34. Engagement

20 3 2
                                    

Setelah membujuk Stella yang hampir memakan waktu setengah jam, akhirnya Rara berniat pulang. Waktu pun sudah menunjukan pukul setengah enam.

Rara menyeka air matanya dan turun dengan lift. Sesampainya di lantai dasar, lift terbuka dan pemandangan pertama yang ia lihat adalah, Raffa dan Rey menatapnya tajam dengan tangan dilipat di dada.

Rara merasa serba salah ditatap seperti itu oleh mereka, niatnya ingin pergi tanpa sepatah kata pun lenyap saat tangannya tiba-tiba ditarik oleh Raffa.

"Temen lo yang mana, yang nge-apart disini?" tanya Raffa dengan nada dingin seperti saat mereka pertama kali bertemu.

"Bukan urusan lo," jawab Rara malas.

"Ra, plis jan kek gini," kali ini Rey menahan bahu Rara.

"Kalian bisa gak sih, gak ikut campur urusan orang?" kini suara Rara terdengar sangat parau khas orang sudah menangis.

"Lo nangis?" tanya Rey.

"Gue mau pulang,"

Rara pergi begitu saja, dan diikuti oleh mereka berdua.

Rara menyetop taksi yang berhenti tepat di depan apartemen.

"Pulang bareng gue." tegas Raffa, menghampiri supir taksi tadi lalu setelahnya taksi itu pergi begitu saja.

Rara tak berniat menolak, karena percuma saja. Lalu Rey mengambil mobil Raffa.

Mereka berdua menunggu dalam hening, sebelum mata Raffa menangkap siluet orang yang dikenalnya.

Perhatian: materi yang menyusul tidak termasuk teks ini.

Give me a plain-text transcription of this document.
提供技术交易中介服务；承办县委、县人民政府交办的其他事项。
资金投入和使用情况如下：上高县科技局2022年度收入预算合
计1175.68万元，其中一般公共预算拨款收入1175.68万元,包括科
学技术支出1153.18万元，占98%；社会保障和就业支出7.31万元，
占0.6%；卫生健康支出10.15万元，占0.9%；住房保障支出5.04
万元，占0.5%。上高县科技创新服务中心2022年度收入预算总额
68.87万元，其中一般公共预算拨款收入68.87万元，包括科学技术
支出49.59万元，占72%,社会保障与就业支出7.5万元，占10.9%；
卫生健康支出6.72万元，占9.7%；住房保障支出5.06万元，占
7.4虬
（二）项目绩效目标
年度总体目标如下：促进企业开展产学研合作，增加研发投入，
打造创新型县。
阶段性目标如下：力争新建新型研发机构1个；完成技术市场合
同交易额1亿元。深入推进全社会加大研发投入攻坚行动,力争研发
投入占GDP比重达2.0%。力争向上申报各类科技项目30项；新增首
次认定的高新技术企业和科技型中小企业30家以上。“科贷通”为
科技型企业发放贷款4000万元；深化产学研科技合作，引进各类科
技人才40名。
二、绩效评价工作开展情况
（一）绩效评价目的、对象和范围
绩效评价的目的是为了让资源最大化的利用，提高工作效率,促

"Woy," Raffa memanggilnya, lalu Rara mengalihkan pandangannya. Gawat, Raffa menemukan Denis disini.

Denis dengan wajah datar nya sambil membawa kantong keresek menghampiri mereka. Lalu mengangkat sebelah alisnya.

Raffa menatap Rara yang mengalihkan pandangan, dan Denis yang menatapnya datar secara bergantian.

"Ini... Kebetulan atau--" Raffa menggantung katanya. Lalu terperangah, "Jadi lo ketemu Denis disini?" tanyanya menatap Rara.

"Bukan." jawab Rara.

"Iya." jawab Denis.

Raffa tertawa. "Jawaban kalian berbeda ternyata." Raffa menggaruk dagunya.

Saat Denis ingin pergi, tangan Raffa menahan bahunya. Tapi Denis menepisnya kasar. Lalu menatap Rara yang juga menatapnya. "Lo gak bisa jaga rahasia ternyata. Oke, kita liat siapa yang lebih dirugikan." sebelum pergi ia tersenyum misterius pada Rara, yang membuatnya merinding.

***

Evelyn's boutique

Rara sedang menatap tulisan itu dengan menghela nafas, untuk ke sekian kalinya ia harus bergelut dengan gaun-gaun yang ia tak sukai. Rara tak suka memakai pakaian yang menurutnya terlalu terbuka, membuat kepercayaan dirinya luntur seketika.

Malam ini, Vika-- ibu tiri Rara mengajaknya ke butik Evelyn yang ia ketahui adalah ibu nya Denis.

Lalu mereka dipersilahkan untuk masuk keruangan yang dipenuhi gaun bling-bling sangat mewah.

Rencananya besok pagi mereka akan pergi ke Jerman dalam rangka menghadiri acara ulang tahun pernikahan kakek dan neneknya. Sudah biasa bagi keluarga mereka yang mengharuskan pulang-pergi Indonesia-Jerman, walaupun hanya acara tertentu saja. Rencananya mereka akan tinggal selama satu minggu di Jerman, karena mulai besok sekolah libur sampai minggu depan dikarenakan kelas XII sedang Ujian Nasional.

"Coba pakai ini Kenzie," Vika menyodorkan banyak sekali pilihan dress yang sangat mewah untuk dicoba nya.

Satu persatu gaun itu telah Rara coba, yang dinilai oleh mamah Vika, dan dari sekian banyaknya pilihan Vika malah terletak pada pilihan pertama, gaun berwarna mocca selutut tanpa lengan.